Detection Methods for CVE-2026-35606
Indicators of Compromise
- Unusual file access patterns from user accounts with download restrictions
- HTTP requests to content-serving endpoints from accounts that should not have download permissions
- Access logs showing requests to the resource endpoint from restricted users
- Anomalous increases in data retrieval by low-privileged accounts
Detection Strategies
- Implement application-level logging to track all file access attempts and correlate with user permission levels
- Monitor for users with download: false configuration making requests to file content endpoints
- Deploy web application firewall rules to flag potential authorization bypass attempts
- Review File Browser access logs for requests that successfully retrieved content from users with download restrictions
Monitoring Recommendations
- Enable verbose logging in File Browser to capture all file access requests
- Set up alerting for file access events from accounts with restricted download permissions
- Regularly audit user permissions and access patterns to identify potential abuse
- Monitor for exploitation attempts in network traffic targeting File Browser installations
How to Mitigate CVE-2026-35606
Immediate Actions Required
- Upgrade File Browser to version 2.63.1 or later immediately
- Review access logs for any evidence of exploitation prior to patching
- Audit user accounts with download restrictions to identify potentially exposed data
- Consider temporarily restricting access to File Browser installations until patching is complete
Patch Information
The vulnerability has been fixed in File Browser version 2.63.1. The patch ensures that the resourceGetHandler function properly verifies the Perm.Download permission flag before serving any file content, bringing it in line with the other content-serving endpoints. Organizations should update to this version or later as soon as possible.

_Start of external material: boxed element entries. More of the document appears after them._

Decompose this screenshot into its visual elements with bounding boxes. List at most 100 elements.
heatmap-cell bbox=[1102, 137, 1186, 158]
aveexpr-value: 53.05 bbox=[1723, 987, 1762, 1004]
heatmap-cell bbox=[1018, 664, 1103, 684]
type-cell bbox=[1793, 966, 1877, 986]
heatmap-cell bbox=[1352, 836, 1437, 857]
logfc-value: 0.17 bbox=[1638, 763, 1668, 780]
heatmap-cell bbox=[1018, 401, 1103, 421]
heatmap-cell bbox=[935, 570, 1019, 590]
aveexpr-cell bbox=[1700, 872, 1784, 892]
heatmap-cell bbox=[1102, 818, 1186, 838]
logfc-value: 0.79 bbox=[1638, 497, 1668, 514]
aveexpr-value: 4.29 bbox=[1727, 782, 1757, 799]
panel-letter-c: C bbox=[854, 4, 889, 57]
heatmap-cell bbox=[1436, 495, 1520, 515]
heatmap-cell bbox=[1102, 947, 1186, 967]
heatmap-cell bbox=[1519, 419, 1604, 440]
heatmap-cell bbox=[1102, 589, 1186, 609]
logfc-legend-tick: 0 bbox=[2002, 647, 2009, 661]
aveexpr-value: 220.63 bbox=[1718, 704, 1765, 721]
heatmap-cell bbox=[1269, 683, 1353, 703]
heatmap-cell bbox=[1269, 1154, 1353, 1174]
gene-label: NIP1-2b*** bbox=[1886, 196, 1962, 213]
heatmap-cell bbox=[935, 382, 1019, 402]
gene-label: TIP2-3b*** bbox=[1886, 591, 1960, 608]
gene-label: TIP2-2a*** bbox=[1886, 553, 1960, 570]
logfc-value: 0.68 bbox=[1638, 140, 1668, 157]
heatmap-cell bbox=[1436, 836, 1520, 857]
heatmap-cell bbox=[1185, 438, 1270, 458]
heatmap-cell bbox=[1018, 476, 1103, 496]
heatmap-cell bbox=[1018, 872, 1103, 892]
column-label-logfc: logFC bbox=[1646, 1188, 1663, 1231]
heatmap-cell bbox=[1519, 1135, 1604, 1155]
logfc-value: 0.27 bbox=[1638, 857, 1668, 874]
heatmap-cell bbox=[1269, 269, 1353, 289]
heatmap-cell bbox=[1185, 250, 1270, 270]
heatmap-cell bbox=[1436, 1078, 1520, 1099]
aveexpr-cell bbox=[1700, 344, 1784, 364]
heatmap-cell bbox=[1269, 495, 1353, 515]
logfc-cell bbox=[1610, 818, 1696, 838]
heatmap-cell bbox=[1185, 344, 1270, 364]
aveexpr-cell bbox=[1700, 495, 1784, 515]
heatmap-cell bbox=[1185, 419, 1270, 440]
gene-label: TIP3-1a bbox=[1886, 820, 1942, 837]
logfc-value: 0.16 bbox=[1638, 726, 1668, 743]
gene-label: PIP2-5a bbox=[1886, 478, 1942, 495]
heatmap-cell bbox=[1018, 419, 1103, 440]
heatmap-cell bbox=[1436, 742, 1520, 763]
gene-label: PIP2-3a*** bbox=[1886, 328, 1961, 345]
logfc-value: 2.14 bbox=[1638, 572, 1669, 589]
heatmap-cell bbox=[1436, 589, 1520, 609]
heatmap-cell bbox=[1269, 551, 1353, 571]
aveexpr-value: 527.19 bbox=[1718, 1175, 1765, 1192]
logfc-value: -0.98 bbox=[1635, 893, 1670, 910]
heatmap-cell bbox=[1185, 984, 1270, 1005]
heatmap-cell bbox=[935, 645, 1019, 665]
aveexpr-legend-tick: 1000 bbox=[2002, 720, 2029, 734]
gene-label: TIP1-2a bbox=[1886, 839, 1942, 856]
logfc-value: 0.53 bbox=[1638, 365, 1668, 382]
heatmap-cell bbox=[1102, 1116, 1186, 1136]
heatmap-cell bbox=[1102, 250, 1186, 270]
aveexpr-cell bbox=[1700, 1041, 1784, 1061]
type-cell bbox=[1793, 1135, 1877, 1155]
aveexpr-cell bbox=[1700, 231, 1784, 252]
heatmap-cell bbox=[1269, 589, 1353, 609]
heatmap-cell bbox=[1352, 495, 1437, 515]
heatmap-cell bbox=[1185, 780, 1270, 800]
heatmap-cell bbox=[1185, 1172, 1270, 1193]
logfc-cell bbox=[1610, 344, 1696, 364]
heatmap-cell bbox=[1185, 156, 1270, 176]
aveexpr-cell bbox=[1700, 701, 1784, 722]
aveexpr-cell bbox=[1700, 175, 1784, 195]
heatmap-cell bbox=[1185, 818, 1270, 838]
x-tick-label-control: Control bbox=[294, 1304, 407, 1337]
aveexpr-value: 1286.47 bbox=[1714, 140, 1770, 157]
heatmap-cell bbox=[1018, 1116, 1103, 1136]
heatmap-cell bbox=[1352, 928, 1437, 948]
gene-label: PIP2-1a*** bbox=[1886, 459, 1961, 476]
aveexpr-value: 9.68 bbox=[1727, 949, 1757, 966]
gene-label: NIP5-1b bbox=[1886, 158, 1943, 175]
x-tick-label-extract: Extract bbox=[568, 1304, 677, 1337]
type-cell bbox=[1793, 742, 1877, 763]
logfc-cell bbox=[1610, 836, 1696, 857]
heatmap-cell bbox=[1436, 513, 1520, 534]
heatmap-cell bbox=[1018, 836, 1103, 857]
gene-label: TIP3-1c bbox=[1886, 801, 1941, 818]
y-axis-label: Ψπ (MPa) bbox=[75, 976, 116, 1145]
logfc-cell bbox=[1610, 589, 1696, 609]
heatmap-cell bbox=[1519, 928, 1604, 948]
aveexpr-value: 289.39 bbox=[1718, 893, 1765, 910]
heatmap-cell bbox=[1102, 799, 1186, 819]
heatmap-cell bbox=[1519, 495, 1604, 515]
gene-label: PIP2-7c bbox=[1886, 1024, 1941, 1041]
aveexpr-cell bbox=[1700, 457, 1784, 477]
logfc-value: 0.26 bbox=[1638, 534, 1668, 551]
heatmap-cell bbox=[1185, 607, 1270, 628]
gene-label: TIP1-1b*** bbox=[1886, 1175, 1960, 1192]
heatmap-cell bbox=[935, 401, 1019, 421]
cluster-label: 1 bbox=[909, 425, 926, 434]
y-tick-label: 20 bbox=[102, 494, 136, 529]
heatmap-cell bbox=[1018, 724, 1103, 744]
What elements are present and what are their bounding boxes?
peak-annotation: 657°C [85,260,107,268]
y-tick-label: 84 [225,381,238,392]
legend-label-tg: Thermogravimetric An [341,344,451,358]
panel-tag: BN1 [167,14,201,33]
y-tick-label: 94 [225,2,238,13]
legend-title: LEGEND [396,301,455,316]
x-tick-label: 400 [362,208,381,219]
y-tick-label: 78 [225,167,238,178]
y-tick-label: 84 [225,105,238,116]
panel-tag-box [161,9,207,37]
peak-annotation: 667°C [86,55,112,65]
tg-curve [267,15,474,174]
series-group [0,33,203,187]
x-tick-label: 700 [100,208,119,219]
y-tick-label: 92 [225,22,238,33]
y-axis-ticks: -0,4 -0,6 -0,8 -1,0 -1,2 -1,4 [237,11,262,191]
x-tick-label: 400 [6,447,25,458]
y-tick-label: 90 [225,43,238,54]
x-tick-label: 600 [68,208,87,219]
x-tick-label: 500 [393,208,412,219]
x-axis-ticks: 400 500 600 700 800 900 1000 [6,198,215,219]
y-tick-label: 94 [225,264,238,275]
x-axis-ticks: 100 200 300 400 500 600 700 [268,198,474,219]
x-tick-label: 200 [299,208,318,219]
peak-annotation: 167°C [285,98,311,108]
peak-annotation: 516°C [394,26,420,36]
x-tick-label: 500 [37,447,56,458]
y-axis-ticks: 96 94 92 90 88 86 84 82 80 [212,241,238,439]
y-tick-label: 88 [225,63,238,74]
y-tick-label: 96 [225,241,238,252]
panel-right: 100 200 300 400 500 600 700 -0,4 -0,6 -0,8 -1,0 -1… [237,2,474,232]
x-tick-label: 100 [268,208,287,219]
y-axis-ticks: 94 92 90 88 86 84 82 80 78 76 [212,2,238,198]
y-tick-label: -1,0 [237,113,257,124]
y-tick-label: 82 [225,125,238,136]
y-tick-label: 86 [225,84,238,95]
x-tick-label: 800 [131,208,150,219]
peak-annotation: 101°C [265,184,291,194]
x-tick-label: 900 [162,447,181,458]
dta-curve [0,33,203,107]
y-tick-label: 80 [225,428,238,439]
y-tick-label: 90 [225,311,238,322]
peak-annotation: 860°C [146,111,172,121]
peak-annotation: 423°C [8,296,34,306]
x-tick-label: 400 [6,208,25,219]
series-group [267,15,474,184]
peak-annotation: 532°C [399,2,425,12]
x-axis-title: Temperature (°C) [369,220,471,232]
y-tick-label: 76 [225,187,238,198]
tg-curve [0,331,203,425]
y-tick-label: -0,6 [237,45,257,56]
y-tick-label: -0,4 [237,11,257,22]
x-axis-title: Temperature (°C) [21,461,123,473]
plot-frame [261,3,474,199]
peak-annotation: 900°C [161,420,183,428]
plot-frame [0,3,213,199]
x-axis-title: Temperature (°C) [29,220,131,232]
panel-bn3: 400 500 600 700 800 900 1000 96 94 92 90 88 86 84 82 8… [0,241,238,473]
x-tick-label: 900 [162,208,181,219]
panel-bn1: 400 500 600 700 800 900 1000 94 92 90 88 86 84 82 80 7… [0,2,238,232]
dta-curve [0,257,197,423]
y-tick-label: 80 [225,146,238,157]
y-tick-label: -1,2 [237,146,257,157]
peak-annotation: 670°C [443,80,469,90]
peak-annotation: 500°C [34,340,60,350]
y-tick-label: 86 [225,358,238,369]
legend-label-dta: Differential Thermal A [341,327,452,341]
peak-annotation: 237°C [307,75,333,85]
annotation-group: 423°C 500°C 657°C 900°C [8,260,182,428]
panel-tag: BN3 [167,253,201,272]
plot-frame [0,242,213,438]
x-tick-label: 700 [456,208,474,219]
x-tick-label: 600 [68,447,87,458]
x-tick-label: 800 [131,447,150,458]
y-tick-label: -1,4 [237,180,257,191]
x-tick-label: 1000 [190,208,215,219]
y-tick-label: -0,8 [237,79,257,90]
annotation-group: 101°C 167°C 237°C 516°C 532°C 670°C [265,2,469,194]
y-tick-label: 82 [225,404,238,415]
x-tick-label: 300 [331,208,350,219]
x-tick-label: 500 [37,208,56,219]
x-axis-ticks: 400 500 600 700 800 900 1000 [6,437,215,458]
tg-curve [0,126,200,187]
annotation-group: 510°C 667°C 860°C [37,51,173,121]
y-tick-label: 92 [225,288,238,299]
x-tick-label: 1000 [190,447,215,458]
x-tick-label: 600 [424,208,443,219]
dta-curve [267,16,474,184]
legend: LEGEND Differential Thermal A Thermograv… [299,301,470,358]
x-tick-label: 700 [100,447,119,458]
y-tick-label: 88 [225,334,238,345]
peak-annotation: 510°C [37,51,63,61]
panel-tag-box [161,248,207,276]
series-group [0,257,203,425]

For detailed information about the security fix, refer to the GitHub Security Advisory.
Workarounds
- Temporarily disable external access to File Browser installations until the patch can be applied
- Implement network-level access controls to restrict File Browser access to trusted IP ranges
- Configure reverse proxy rules to block requests to the vulnerable endpoint
- Review and temporarily elevate download permissions for affected users to reduce attack surface complexity while monitoring for exploitation
# Configuration example - Restrict network access via firewall
# Allow only trusted internal network to access File Browser
iptables -A INPUT -p tcp --dport 8080 -s 192.168.1.0/24 -j ACCEPT
iptables -A INPUT -p tcp --dport 8080 -j DROP
# Alternative: Use nginx to restrict access while patching
# Add to nginx configuration for File Browser
# location / {
# allow 192.168.1.0/24;
# deny all;
# proxy_pass http://localhost:8080;
# }
Disclaimer: This content was generated using AI. While we strive for accuracy, please verify critical information with official sources.